Lawrence Shulman, MD, deputy director for clinical services and director of the Center for Global Cancer Medicine at the Abramson Cancer Center at the University of Pennsylvania, discusses the arrival of biosimilar trastuzumab.
Trastuzumab has been one of the great advances in breast cancer care over the last several decades. When it was approved in 2005 as an adjuvant therapy for patients who had HER2-positive breast cancer, the mortality rate for those patients went down by almost 50%. There are very few things that we’ve done in cancer medicine that have had such a dramatic effect on overall survival.
But it’s a very expensive drug, and the estimates are that it’s about $40,000 for a course of adjuvant therapy, and that’s a strain on the health system and it’s certainly a strain on patients and their families as well.

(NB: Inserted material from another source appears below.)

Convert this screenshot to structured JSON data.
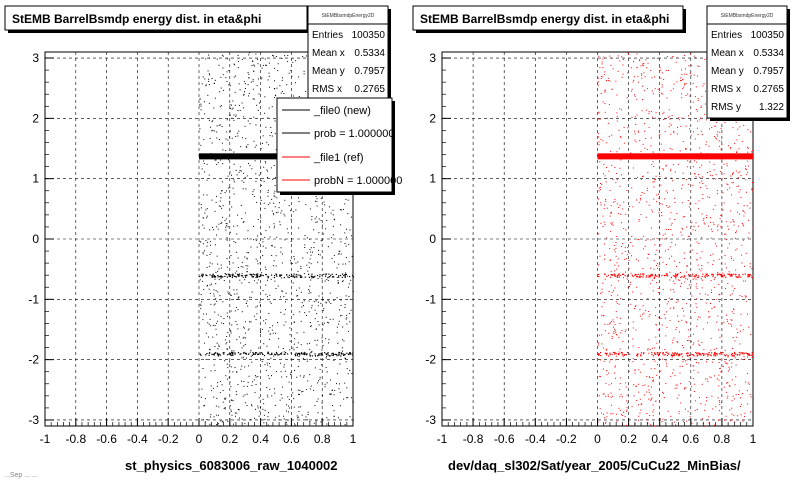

Biosimilars have started to come on the market, and I think they’ve been brought on the market very responsibly. The companies have done good trials to show that the effectiveness and the toxicity protocols and profiles are equivalent to what we’re seeing with the native Herceptin from Roche and Genentech. On the other hand, the biosimilars have not dropped the price substantially.
While we’re anxious to see them come on the market and we’re looking forward to competition driving the price down some, we’ve really not seen that effect yet in the [United States] or elsewhere in the world.